Duas semanas após a divulgação do vídeo em que Jaqueline Roriz (PMN) é flagrada recebendo dinheiro de Durval Barbosa, os ânimos na Câmara dos Deputados se inverteram. A temperatura que começou branda no caso agora virou brasa quente, que em pouco tempo pode queimar a carreira política da deputada federal de primeiro mandato. Quando as imagens vieram a público, os deputados não demonstravam interesse em transformar o flagrante da parlamentar do DF em um caso de repercussão no Congresso. Escoravam-se no fato de o malfeito ter ocorrido no passado, quando ela ainda não havia sido eleita. Pressionado com as fortes declarações do procurador-geral da República, Roberto Gurgel, que considerou as cenas “fortíssimas”, e pela própria opinião
pública, o Conselho de Ética da Casa se viu forçado a dar uma resposta. E rápida. As circunstâncias atuais apontam para uma possível cassação.Os deputados sabem que investigar as denúncias contra Jaqueline é abrir um perigoso precedente com potencial para expor mais parlamentares. O caso dela é parecido com o de políticos envolvidos no esquema do mensalão do PT, poupados em 2007 por uma interpretação jurídica feita sob medida para a crise na época: a de que o Congresso não tem legitimidade para apurar atos cometidos por parlamentares antes do mandato em curso. As cenas de Jaqueline ao lado do marido, Manoel Neto, pegando dinheiro das mãos do delator da Caixa de Pandora enfraqueceram os argumentos criados para dar sobrevida aos mensaleiros. Os deputados mudaram o discurso. Admitem não só investigar Jaqueline — o processo começou a tramitar na quarta-feira no Conselho de Ética —, como já incorporam discurso bem mais duro. “O sentimento da Casa é o de dar uma resposta à sociedade, mas respeitando o direito de defesa da deputada”, disse o corregedor da Câmara, Eduardo da Fonte (PP-PE).

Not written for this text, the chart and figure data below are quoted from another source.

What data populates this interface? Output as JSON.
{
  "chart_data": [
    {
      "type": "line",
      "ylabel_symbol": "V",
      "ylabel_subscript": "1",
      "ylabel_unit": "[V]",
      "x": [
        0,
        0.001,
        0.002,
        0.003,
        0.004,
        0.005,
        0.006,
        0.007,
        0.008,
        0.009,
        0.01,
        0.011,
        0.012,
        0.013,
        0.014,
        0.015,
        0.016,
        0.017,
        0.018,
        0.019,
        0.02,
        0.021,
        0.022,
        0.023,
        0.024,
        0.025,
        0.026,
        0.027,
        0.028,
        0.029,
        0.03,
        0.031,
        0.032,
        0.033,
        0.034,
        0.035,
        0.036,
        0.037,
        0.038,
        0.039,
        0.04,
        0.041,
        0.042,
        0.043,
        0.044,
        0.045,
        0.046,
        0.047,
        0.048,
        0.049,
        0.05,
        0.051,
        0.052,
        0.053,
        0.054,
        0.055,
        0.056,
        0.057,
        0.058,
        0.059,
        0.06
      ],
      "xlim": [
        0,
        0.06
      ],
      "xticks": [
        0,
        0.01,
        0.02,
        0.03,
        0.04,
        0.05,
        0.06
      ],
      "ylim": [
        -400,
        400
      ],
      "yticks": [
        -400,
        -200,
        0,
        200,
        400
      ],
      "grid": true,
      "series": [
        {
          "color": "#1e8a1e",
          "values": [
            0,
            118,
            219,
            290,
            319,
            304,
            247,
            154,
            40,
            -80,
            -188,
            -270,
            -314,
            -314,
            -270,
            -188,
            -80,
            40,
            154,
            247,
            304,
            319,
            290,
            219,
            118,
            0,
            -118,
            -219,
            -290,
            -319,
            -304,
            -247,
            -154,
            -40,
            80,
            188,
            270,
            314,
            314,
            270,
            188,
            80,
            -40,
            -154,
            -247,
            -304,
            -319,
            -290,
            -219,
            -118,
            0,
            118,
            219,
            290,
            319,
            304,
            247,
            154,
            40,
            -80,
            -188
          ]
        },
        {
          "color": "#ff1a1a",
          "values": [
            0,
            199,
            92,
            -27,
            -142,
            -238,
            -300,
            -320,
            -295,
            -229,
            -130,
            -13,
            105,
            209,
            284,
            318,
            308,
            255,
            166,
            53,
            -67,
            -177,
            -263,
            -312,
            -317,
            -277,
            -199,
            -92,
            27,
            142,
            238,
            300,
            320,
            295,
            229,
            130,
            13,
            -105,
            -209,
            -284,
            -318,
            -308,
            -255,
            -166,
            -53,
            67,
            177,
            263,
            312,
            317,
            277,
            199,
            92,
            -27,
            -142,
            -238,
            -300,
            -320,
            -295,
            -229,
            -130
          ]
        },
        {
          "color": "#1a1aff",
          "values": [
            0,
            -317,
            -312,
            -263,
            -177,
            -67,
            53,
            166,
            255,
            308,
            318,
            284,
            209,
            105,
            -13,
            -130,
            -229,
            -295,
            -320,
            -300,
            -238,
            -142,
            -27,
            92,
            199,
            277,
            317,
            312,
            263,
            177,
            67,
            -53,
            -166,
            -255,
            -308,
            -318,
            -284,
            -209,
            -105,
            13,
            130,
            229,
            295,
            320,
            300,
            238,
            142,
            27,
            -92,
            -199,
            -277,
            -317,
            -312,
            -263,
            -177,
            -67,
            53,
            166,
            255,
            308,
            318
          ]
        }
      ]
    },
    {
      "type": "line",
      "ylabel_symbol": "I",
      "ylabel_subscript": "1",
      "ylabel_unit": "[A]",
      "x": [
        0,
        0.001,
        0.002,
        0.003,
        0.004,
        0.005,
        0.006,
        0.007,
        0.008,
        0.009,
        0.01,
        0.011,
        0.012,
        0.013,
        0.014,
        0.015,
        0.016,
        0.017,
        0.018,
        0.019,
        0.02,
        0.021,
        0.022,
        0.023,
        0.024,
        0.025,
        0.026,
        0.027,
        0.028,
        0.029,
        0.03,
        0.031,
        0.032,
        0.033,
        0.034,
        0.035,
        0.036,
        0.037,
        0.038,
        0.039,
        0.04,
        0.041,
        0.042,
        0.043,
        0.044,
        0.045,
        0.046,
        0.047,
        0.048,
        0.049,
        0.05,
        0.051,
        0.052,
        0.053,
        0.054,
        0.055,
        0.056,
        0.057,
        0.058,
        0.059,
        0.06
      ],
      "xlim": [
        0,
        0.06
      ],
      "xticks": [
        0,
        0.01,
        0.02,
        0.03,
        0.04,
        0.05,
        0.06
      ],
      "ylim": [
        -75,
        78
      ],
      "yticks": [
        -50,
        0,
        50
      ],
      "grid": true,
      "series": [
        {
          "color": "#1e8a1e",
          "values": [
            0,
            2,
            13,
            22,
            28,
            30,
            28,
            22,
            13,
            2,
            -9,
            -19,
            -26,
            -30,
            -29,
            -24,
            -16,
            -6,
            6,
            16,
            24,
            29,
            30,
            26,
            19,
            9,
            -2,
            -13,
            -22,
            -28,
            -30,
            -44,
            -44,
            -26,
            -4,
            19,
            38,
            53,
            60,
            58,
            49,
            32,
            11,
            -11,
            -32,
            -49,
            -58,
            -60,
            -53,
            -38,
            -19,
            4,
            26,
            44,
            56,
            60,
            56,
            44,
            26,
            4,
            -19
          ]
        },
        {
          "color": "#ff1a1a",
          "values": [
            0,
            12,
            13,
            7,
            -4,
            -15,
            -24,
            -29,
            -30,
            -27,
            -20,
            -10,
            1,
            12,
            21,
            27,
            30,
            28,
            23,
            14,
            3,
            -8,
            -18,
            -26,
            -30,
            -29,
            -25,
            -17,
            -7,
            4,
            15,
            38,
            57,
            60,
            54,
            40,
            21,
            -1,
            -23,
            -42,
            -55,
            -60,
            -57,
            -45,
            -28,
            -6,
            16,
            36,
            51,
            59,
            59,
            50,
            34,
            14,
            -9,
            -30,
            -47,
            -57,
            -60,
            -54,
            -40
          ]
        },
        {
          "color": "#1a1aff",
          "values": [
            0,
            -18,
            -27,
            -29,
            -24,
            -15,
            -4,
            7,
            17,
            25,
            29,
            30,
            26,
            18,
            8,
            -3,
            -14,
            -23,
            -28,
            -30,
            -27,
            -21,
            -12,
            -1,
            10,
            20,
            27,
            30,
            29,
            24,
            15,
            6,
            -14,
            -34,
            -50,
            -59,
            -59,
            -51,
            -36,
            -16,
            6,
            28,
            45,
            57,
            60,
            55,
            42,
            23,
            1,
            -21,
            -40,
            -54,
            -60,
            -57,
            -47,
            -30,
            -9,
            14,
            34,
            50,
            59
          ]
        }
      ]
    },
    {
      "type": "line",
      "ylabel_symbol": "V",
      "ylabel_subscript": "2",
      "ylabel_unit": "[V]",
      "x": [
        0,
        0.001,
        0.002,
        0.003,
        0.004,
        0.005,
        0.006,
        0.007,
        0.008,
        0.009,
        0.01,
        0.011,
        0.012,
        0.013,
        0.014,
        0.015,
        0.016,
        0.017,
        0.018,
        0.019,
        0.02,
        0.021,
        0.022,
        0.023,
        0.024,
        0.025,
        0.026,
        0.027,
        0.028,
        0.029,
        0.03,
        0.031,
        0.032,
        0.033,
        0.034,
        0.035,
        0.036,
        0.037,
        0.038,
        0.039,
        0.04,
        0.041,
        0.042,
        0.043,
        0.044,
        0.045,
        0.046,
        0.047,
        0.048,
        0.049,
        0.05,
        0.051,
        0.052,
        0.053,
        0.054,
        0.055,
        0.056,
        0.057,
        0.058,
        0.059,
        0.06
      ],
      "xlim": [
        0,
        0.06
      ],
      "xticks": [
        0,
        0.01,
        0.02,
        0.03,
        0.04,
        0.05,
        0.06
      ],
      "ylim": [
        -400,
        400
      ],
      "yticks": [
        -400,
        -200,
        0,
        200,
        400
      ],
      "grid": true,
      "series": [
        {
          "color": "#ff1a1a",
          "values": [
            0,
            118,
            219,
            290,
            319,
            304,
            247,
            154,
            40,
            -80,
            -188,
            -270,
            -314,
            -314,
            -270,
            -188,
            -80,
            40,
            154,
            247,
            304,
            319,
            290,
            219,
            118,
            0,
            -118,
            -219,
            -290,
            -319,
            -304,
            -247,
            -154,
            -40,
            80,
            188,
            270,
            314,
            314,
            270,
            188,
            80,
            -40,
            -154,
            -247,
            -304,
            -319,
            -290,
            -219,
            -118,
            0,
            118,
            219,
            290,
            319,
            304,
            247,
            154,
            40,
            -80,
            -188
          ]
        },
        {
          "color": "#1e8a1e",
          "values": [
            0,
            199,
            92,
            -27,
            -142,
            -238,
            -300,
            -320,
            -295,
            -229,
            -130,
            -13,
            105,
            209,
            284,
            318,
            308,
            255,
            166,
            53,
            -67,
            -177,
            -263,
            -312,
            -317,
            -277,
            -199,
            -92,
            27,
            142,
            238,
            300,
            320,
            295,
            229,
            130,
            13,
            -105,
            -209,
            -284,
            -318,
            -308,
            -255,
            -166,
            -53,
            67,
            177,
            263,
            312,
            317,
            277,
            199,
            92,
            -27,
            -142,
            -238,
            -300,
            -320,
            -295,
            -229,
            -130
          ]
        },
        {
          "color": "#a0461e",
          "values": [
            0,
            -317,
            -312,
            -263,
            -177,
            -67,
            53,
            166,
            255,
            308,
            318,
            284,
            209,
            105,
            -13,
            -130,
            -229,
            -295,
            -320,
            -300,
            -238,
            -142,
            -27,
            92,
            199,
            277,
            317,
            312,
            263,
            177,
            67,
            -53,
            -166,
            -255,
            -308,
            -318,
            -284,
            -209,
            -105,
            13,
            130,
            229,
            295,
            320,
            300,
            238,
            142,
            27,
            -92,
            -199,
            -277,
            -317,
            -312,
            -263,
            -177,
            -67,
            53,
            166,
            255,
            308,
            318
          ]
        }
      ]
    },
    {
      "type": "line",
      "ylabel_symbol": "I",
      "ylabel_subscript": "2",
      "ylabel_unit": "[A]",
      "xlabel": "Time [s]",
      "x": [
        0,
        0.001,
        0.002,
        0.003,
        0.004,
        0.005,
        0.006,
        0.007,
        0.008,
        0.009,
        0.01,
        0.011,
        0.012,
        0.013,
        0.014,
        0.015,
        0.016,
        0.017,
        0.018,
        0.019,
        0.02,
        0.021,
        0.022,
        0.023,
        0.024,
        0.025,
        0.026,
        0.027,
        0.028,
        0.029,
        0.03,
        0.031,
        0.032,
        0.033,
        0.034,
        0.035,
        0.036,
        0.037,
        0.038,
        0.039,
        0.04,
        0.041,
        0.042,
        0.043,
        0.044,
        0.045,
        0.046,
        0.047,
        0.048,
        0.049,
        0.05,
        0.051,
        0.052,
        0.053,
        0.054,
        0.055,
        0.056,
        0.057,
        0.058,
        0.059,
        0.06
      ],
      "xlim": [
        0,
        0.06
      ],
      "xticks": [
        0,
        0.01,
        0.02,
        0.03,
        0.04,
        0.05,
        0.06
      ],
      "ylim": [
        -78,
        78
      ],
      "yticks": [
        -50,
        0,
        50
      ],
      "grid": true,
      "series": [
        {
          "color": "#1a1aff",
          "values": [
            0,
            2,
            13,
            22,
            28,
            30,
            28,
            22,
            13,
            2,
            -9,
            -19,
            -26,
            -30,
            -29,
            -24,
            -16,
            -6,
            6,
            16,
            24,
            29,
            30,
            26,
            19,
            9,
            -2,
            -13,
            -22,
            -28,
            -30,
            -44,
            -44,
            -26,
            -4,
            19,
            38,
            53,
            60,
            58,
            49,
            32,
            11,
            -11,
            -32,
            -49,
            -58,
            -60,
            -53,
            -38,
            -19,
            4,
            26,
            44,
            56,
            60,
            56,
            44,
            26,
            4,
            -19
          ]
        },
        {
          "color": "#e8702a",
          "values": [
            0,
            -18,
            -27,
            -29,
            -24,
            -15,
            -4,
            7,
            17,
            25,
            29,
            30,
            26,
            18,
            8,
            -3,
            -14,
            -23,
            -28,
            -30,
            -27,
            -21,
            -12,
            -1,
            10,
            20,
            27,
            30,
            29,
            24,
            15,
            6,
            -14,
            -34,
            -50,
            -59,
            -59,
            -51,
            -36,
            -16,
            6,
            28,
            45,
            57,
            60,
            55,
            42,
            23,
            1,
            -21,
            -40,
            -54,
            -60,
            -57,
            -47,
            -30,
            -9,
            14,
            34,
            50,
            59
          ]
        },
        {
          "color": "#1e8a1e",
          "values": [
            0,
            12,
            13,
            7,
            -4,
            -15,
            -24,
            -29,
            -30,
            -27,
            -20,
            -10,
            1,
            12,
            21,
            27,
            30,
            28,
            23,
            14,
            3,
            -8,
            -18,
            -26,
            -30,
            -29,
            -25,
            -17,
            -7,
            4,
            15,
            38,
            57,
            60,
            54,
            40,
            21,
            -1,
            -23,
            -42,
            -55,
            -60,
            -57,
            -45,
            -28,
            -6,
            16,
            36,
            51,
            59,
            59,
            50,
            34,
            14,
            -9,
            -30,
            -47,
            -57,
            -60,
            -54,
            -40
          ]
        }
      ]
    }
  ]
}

A confissão de Jaqueline de que o dinheiro do vídeo é caixa dois de campanha serviu como combustível para o episódio. Era uma estratégia dos advogados para aliviar as complicações jurídicas que a deputada enfrentará. O problema é que a tática produziu o efeito colateral de aumentar o desgaste político para ela. Os colegas de Câmara se apegam a dois pontos para justificar a mudança de postura. Um deles, a própria declaração de culpa da deputada. O outro, que a situação de Jaqueline seria diferente da dos mensaleiros de 2007.
Indulto
Um dos argumentos usados pelo ex-deputado José Eduardo Cardozo, atual ministro da Justiça, quando indicou falta de competência da Câmara para processar deputados acusados de malfeitorias antes da legislatura em curso, é o de que os fatos eram de notório conhecimento público. Se os políticos, mesmo sob suspeição foram reconduzidos para a Câmara, significa que tinham sido absolvidos pelo próprio eleitor, ganhando uma espécie de indulto. No caso de Jaqueline, essa justificativa não se sustenta. O vídeo dela é de 2006, mas só agora veio a público. “Essa denúncia ficou debaixo do tapete. Se essa história tivesse vindo à tona antes da eleição, qual seria o comportamento dos eleitores?”, questiona o presidente do Conselho de Ética, José Carlos Araújo (PDT-BA).
Para Ricardo Izar (PV-SP), também integrante do Conselho, as provas da videoteca de Durval são graves. “Sinto que a vontade dos conselheiros é a de fazer a apuração correta, em cima dos fatos. Não acredito em pena alternativa. Ela será liberada pela brecha de o fato ter ocorrido antes do mandato ou será punida com a cassação.” Outro conselheiro, que prefere preservar a identidade para não indicar pré-julgamento, diz que o caso de Jaqueline será um marco da atual legislatura. “As cenas são determinantes, o tempo não apaga nenhuma imagem. O caso dela é típico de cassação.” Integrante do Conselho de Ética por indicação do PSC, Sérgio Brito acha que “apesar de haver jurisprudência contrária dentro da própria Câmara, os deputados devem levar o caso da deputada adiante”.